Frances Jewett Gulick (April 6, 1891 – November 29, 1936) was an American Y.W.C.A. welfare worker who was awarded a United States Army citation for valor and courage on the field during the aerial bombardment of Varmaise, Oise, France in World War I. She was attached to the First Engineers in Europe, and was operating a canteen at the time. Gulick was pictured with three overseas service stripes on her sleeve, which represents at least 18 months of service.

==Biography==
Frances Jewett Gulick was born April 6, 1891, in Springfield, Massachusetts. Her mother was Charlotte Emily "Lottie" (Vetter) Gulick. Her father, Luther Halsey Gulick Jr., M.D., designed the Y.M.C.A. logo. Her great-grandparents was Peter Johnson Gulick and Fanny Hinckley Thomas Gulick, early missionaries to the Kingdom of Hawaii.

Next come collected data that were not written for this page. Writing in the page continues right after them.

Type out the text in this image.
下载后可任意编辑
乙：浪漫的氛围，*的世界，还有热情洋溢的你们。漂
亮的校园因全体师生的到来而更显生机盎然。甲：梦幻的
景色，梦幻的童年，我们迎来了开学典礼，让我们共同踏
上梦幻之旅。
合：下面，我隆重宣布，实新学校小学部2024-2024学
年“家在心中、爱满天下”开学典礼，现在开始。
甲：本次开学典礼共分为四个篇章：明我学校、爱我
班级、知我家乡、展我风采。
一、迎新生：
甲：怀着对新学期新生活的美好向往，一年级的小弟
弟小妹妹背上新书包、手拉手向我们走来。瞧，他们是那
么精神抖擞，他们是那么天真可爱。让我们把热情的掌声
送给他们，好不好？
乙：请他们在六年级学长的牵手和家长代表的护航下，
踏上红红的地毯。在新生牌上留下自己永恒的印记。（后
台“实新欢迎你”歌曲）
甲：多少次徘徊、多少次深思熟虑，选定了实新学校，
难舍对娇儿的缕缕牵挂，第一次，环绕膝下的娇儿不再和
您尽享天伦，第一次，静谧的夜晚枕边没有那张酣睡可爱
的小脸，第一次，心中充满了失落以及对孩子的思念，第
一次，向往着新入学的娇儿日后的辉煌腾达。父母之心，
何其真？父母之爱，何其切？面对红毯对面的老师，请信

Her army citation read as follows:

Miss Frances Gulick, Y.W.C.A. (attached to 1st U.S. Engineers) welfare worker, who has displayed the finest qualities of energy, courage and devotion in the discharge of her duties throughout the war and occupation of hostile territory, notably during the aerial bombardment at Vernaise, May 30, 1918, where, in spite of many casualties in the town, she remained at her post. From then until the division was relieved in July, 1918, Miss Gulick, with total disregard for her own personal safety, continued to operate her canteen, although the town was shelled and bombed at different times by the enemy, and her canteen itself struck.

Gulick died November 29, 1936, in New York City.